Back to the boat and off to another point to snorkel, this was possibly the best one. We saw Octopus mating and changing colour, a huge diamond ray (4.5 ft wide), yellow puffer fish and lots of beautifully coloured tropical fish.
Later on in the afternoon we went back onto the island to see the many birds and iguanas as well as caught sight of albatrosses doing their intricate courting dance, which even as a non bird lover was really quite amazing. We also watched the masked boobies (famous on the islands) doing their mating dances.
Day 4: First stop was to Santa Fe Island, to see land iguanas, lava lizards and more sea lions! This was followed by another contender for the best snorkelling around an outcrop off the coast where we saw turtles swimming, grey trumpet fish, a manta ray, spotted eagle ray and scorpion fish. In the shallower water we found a huge school of fish that would swim away and part as you duck under to look at / swim with them - there were hundreds and hundreds. Felt like in Finding Nemo when the school of fish make shapes under water - quite amazing.
Later in the afternoon we went to South Plaza Island to see iguanas, doves, swallowtail gulls, red billed tropic birds, pelicans and also a (reef) shark just off the coastline. Back on the boat, everyone congregated on the top deck, enjoyed beers and chatted which was the first time we had really done this. Just around dinner time, and then afterward as well, we had 3 Galapagos sharks circling the boat which we watched for a long while. The underneath of the boat attracts many little fish with the algae, so presumably they were going for them.

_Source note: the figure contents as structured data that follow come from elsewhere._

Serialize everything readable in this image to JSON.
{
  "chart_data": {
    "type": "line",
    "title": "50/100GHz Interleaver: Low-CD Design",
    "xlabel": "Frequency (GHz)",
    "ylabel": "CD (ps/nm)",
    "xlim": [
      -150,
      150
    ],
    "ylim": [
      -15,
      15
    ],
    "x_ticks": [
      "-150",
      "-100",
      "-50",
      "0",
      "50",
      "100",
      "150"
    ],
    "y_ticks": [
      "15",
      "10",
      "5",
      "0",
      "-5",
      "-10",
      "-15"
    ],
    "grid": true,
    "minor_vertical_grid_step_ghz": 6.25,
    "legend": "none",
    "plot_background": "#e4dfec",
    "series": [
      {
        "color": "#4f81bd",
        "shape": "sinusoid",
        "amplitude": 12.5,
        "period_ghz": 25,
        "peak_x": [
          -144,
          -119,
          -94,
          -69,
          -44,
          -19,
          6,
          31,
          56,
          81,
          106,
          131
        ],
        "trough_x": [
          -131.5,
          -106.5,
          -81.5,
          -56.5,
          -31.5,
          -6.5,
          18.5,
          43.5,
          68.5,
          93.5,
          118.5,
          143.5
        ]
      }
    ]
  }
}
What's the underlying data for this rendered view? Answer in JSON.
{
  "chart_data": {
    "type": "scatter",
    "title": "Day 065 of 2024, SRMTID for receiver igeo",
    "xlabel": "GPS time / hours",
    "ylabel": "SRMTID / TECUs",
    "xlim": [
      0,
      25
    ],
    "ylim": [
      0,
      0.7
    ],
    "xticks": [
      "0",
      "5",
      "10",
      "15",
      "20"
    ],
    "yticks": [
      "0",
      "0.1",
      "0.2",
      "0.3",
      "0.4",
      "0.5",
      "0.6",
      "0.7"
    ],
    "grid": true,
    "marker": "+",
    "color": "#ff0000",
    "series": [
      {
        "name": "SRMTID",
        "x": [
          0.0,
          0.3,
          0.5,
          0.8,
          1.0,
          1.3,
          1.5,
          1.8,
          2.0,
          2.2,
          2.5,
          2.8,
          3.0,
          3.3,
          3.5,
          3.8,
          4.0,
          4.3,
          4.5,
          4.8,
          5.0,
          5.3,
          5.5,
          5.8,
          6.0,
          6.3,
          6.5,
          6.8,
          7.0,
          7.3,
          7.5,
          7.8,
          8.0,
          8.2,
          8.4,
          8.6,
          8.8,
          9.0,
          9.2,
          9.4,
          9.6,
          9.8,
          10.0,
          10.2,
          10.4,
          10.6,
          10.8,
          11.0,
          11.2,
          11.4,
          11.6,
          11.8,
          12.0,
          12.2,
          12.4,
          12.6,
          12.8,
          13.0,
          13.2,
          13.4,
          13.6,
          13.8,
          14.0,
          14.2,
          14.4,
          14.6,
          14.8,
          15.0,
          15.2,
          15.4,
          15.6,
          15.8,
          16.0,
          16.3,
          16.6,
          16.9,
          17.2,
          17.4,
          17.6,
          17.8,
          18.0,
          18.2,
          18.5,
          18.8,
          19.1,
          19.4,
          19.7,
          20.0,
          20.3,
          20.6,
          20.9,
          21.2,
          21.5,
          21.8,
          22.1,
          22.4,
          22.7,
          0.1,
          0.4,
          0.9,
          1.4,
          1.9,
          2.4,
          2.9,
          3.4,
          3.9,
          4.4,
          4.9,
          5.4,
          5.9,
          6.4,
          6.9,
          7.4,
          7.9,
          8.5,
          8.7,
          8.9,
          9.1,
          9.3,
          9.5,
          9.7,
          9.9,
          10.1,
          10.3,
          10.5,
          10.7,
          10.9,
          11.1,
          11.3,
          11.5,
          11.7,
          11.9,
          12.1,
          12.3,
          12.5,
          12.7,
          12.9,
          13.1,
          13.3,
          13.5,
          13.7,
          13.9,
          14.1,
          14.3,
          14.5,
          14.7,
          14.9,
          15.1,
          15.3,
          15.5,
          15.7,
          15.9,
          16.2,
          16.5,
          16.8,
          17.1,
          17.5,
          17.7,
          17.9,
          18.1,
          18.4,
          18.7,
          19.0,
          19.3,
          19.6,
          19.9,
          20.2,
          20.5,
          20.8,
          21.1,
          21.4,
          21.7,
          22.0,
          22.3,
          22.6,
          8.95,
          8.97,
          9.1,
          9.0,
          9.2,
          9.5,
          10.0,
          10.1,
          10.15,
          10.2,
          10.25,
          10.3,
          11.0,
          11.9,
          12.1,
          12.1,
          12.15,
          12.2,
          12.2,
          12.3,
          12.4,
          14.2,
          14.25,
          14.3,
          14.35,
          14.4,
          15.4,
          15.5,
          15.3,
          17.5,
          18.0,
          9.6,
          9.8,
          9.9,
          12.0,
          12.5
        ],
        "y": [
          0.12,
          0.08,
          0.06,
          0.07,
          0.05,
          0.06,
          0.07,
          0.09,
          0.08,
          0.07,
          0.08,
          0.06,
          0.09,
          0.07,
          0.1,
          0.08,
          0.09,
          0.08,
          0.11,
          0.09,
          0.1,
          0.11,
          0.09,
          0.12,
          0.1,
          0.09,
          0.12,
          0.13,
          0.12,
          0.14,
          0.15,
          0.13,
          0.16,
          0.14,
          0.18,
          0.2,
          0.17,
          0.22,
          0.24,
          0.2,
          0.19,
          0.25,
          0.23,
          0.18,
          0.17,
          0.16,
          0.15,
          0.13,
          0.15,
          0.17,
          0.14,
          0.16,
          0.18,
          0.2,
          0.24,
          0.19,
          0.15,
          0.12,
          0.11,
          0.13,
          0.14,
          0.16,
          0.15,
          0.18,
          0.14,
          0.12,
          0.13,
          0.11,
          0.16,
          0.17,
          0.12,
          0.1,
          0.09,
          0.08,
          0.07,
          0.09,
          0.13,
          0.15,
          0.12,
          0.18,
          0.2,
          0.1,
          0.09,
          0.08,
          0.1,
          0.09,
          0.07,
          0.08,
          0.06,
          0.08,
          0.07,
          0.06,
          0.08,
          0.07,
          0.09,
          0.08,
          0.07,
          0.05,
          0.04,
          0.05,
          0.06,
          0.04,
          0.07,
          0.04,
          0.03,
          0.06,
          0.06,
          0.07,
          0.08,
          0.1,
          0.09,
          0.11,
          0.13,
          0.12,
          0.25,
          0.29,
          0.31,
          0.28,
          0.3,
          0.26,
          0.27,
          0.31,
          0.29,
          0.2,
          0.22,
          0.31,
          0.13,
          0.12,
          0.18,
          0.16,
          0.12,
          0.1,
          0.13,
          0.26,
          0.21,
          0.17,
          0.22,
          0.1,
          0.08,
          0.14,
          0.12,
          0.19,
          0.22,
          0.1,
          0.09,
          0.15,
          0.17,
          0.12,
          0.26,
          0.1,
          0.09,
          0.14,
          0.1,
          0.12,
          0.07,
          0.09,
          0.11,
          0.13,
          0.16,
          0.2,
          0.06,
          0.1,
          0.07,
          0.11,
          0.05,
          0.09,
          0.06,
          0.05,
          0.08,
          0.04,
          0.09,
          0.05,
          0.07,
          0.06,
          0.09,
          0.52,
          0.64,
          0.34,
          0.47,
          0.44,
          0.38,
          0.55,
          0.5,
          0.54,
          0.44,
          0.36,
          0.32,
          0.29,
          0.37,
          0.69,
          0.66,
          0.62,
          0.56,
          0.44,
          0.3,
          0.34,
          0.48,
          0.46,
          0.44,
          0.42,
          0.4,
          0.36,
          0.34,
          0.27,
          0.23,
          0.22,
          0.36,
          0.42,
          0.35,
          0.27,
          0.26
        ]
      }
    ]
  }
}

Day 5: Before heading back we had a last stop off at North Seymour Island, where we saw lots of frigate birds. These guys have a red balloon at their throat which they inflate to attract females, it's very bizarre to see these birds with a big blown up red balloon under their beak. We saw loads of amazing things in the Galapagos, made more amazing by the explanations from our guide Marlon, who was a mine of information. It really was an experience seeing these volcanic islands and the different forms of life the different islands support. Not at all what we had expected, certainly not tropical islands, and without the explanations of the individuality of the fauna and flora much would have been lost on us.
We flew back to Quito in Ecuador, our base between Galapagos and Amazon, found a superb restaurant just round the block and then caught an early night in preparation for our trip to the Amazon in the morning.